Before Newark can progress toward development and implementation of its ACO, it must address the following challenges: the transitional state of the Newark hospitals, including the sale and merger of 2 of the hospitals and the struggle to develop a payment structure to support this transition; the increased population to be serviced by these remaining hospitals; and the lack of start-up funding. It has been extremely difficult to create a functional framework with the amount of flux and instability in Newark's health ecosystem. It is the largest of the urban centers (population more than 3 times larger than either Camden or Trenton). Other complicating factors include issues of poverty and access: 30% of Newark's citizens live below the poverty line and 27% are without health insurance.
Although Newark has struggled to join Camden and Trenton in their achievements, those who wrote the legislation are confident that the framework of this accountable care model, with coordinated care at its center, is applicable everywhere.
Lessons Learned
Innovation is particularly difficult to achieve when there are so many stakeholders to be considered, including large government agencies at the state and local level.

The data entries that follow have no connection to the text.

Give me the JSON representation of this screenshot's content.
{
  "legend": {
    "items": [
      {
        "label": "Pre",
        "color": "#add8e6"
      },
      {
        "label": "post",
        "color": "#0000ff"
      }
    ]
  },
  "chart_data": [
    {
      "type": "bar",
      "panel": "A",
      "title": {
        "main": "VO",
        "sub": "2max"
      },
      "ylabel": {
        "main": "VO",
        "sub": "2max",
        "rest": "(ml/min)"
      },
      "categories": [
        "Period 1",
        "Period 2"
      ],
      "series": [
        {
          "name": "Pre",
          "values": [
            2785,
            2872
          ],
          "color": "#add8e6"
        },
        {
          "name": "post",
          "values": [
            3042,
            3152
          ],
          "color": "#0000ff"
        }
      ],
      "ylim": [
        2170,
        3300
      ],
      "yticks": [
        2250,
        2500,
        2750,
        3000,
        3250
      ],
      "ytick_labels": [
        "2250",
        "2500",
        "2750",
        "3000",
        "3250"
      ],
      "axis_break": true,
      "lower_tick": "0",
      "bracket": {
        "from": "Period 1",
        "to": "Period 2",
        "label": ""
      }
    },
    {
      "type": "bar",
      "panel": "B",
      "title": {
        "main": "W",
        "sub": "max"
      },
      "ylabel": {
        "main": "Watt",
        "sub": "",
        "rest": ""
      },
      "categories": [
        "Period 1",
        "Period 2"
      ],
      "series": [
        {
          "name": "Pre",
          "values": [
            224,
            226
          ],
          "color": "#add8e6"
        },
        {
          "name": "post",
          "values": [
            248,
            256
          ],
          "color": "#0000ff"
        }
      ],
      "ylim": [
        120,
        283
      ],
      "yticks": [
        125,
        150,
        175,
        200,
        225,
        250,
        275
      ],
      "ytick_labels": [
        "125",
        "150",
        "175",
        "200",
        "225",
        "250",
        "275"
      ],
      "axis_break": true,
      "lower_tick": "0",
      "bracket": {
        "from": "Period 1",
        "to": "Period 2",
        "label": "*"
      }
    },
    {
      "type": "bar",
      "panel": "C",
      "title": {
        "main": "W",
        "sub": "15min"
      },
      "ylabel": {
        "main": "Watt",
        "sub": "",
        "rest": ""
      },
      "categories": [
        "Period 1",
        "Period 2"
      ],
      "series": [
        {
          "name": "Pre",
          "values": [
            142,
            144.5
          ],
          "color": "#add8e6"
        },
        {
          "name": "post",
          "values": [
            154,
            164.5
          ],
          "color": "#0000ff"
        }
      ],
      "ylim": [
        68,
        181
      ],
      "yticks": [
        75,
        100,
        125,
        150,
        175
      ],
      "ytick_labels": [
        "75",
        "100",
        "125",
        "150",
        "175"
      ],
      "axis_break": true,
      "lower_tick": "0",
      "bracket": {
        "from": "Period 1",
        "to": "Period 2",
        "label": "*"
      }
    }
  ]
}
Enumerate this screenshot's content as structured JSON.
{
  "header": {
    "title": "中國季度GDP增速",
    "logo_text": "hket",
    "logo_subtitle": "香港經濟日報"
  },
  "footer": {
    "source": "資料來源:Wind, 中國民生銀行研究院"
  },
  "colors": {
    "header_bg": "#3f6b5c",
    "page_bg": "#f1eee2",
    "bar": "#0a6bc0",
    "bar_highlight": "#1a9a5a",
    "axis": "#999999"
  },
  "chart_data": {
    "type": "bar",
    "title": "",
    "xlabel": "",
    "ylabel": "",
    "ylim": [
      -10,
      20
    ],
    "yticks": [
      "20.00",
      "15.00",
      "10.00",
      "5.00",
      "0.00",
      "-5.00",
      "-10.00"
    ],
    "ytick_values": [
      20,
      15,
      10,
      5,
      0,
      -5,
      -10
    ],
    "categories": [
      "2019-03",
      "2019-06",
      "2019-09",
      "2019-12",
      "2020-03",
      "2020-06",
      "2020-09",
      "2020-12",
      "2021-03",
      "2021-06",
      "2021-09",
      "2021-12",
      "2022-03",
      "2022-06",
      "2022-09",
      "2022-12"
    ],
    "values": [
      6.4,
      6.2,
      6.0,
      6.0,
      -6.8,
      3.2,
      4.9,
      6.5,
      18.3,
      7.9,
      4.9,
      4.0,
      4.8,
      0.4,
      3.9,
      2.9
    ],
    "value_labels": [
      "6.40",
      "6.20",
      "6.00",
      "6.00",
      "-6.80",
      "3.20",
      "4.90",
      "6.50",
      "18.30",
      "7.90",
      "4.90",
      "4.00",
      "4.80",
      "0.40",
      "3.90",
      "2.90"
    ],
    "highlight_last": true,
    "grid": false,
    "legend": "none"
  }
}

However, certain elements leveraged by local and statewide champions tipped the scales in favor of the New Jersey ACO legislation. The model itself was ideologically balanced and was promoted as such, allowing for support from social progressives and fiscal conservatives, business interests, and the health care industry. Local control also ensures its relevance and sustainability; it can be tailored to fit the specific needs of each community. Just as important was allowing the individual provider perspective to be offered by smaller physician/nurse practitioner practices.
Based on our conversation with David L. Knowlton (president and CEO) and Allison DeBlois (executive director, Affiliated Accountable Care Organizations) of the New Jersey Health Care Quality Institute, preliminary data indicate that some of the changes being made in preparation for full implementation of the model are already having a positive effect. There is a decrease in emergency department utilization; more important are the individuals whose health is improving. The importance of the inclusion of the following aspects of care cannot be overstressed: family and support systems, and access to food, behavioral health services, and housing. These and other social and economic determinants of health cannot be captured in a quantifiable number for safety net communities. The legacy of New Jersey's ACO legislation has yet to be revealed, but in its infancy it stands as a coordinated care model worth watching.
Footnotes
Author Disclosure Statement
Dr. Skoufalos and Ms. Cecil declared the following potential conflicts of interest with respect to the research, authorship, and/or publication of this article: The authors are employed by the Jefferson School of Population Health. The school received financial support from The Nicholson Foundation to conduct the interviews on which this article is based, and to author this manuscript.